Шрифт:
Но всё это происходило на людях, зачастую для отвода глаз.
На деле же Эдолиэль знал, что теперь сам Васил решил расширить границы Василийской империи за счёт соседнего независимого герцогства. Герцогства, глава которого не имел сыновей, а жизнь его уже клонилась к закату. Нет, Император не стал бы начинать войну с наследником. Он ещё помнил, во что она обошлась ему самому. С правителем всё было давно оговорено, связи с герцогством укреплялись за счёт снижения пограничных пошлин и прочей дребедени, которую называют экономическими и культурными связями.
Самым противным моментом будет показать всем остальным претендентам на кус земли, кто здесь новый хозяин настолько решительно, чтобы желающих поспорить не нашлось. Главную роль в этой задаче Васил отводил флоту. Тому самому, который он уже почти сформировал за счёт бывших пиратов и людей, обучающихся на родине Эдо у лучших корабелов и моряков. Параллельно пришлось крепко вложиться в закладку нескольких шахт, которые обеспечивали Карпатию и Василикию металлом и давали возможность торговать с востоком. До ерунды ли было Императору Василийскому?
И вот теперь объявился отец, который что-то явно замыслил. Недоброе, как водится.
После тех двух первых вопросов, ответов на которые ни с одной стороны не последовало, про Лорелею они больше не вспоминали. Но после визита на городскую стену Хизина Васил забеспокоился, не обещала ли она отцу свою душу за нечто для неё важное.

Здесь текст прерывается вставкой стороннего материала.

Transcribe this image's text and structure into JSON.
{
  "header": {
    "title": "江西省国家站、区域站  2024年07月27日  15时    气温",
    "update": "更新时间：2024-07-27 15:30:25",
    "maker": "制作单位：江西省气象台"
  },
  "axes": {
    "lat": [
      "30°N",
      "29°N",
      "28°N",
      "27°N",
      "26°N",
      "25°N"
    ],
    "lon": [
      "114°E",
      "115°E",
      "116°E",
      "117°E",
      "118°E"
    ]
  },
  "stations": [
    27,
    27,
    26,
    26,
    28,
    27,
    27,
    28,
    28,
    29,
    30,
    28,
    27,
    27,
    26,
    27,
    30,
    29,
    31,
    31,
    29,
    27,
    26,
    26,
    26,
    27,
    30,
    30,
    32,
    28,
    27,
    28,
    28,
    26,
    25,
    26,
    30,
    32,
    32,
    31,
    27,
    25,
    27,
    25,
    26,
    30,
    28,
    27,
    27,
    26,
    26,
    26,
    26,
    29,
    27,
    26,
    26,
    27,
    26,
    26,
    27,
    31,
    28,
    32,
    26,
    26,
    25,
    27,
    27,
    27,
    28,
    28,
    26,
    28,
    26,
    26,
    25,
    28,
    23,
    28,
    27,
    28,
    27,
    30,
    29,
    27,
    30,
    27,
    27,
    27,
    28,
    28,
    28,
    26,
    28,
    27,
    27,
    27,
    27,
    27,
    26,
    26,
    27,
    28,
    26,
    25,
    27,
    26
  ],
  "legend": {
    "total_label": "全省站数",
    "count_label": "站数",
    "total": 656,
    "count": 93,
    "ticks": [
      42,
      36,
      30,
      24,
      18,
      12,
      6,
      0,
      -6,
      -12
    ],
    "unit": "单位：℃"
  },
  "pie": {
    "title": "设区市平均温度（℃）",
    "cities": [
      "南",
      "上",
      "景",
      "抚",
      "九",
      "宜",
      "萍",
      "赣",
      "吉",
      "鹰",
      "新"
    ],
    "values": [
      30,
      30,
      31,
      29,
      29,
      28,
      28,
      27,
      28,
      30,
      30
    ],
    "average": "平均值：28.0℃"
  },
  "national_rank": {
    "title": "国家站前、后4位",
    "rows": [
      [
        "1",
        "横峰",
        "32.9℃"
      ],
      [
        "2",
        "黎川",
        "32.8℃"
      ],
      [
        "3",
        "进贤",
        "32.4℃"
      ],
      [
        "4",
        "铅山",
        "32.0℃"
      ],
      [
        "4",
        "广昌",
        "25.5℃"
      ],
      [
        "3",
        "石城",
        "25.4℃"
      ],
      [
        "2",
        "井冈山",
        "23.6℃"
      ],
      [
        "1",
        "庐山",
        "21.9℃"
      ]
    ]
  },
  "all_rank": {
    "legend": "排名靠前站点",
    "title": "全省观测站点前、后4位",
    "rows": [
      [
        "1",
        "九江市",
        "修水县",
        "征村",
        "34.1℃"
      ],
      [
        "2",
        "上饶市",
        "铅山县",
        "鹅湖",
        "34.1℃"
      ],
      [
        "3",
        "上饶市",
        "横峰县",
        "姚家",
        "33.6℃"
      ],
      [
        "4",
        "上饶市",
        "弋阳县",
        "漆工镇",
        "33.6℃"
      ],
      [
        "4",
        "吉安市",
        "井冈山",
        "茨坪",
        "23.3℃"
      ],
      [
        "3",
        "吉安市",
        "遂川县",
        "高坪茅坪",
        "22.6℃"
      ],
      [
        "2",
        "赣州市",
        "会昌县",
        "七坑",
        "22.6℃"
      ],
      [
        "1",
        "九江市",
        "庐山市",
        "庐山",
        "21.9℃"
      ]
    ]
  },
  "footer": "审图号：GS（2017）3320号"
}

И это странным образом лишало покоя. К чему беспокоиться о той, кого знаешь без году неделю? Ну да о своём беспокойстве кому-кому, а отцу точно говорить не следует. Император закинул мысль о девушке в самый далёкий уголок своего сердца, надеясь, что раз Виктор там ничего путного не углядел, то и родителю тоже не удастся.
Повелитель Подземного пламени же про неё не вспоминал, больше об Империи говорил. И задавал много вопросов: хорошо ли платят налоги, часто ли воспитывают подданных плеткой, не пора ли канцлеру на пенсию? Васил только жёстко ухмылялся в ответ, а отец откровенно злился. Наконец-то.
Ночью... Ночью, которая под землёй ничем не отличалась ото сна, не было почти ничего. Император как будто проваливался в глубокую бездну и даже не знал, видит ли какие-нибудь сны. Наверное, в темноте под землёй не так-то просто заглянуть даже в собственное сердце.
Особенно во сне.
Как бы тебе того не хотелось.
***
Василу уже начинало казаться, что он пробудет под землёй не месяц, как сперва подсказало предчувствие, а всю жизнь. День тянулся за днём, вереница грешников, проходящая перед ним уже не вызывала ничего кроме жалости. Даже презрения. На большую часть их мелких грешков, разъевших душу, он и размениваться бы не стал. Император начал понимать: отцу доставались вовсе не души, а так - жалкие их осколки, из которых даже путной мозаики не составишь.
Равнодушными оставляли даже те, кто подходил с претензиями к самому Василу. А уж претензии ему было кому предъявлять. По началу, отец и его присные глядели на эти сцены во все глаза, но поскольку ничего интересного не происходило, им быстро наскучило. Скоро тех, кто рвался к Василу, даже начали отгонять. Наверное, посчитали, что они напоминают ему о прошлом и придают сил.
А для самого Императора внезапно важными оказались лишь те, кто остался там, наверху. И ещё мог его дождаться.
Развязка наступила в тот день, когда отец наконец-то понял, что сына ему не пронять.
– Кажется, пора мне просто-напросто заставить тебя слушаться, – тень огромного зверя вынырнула из-за плеча Васила, когда мимо проходили люди с синими лицами висельников.
Судя по выражениям лиц и поведению оных, всех их повесили за дело.
– И что ты сделаешь, чтобы я слушался? Снова разозлишься? Станешь манипулировать теми, кто рядом со мной? Угрожать? – Васил подозревал, что рано или поздно возможны и такие варианты и хотел вывести отца на чистую воду при первой возможности.
– Не-ет, сынок. Злиться я не буду. Просто наконец-то начну пороть тебя, мой мальчик, – заявил демон.
Порол всё-таки не отец.
Его новая чёрная шкура почти не позволяла чувствовать боли, но боль чувствовало сердце Императора Васила. С каждым ударом невидимой плети невидимого палача из сердца уходили радость, свет, вера, надежда и... любовь.
Любовь, которой оказалось так много, что он сам в себе этого не ведал. Радость впадала в отчаяние, свет гас, вера терялась во тьме, надежда умирала на его глазах, а он не мог дотянуться и помочь ей, а любовь... смотрела на него злющими зелёными глазами и отталкивала прочь. Он ловил её руки, старался удержать, а белые руки таяли, как туман, как льдинки, как сон.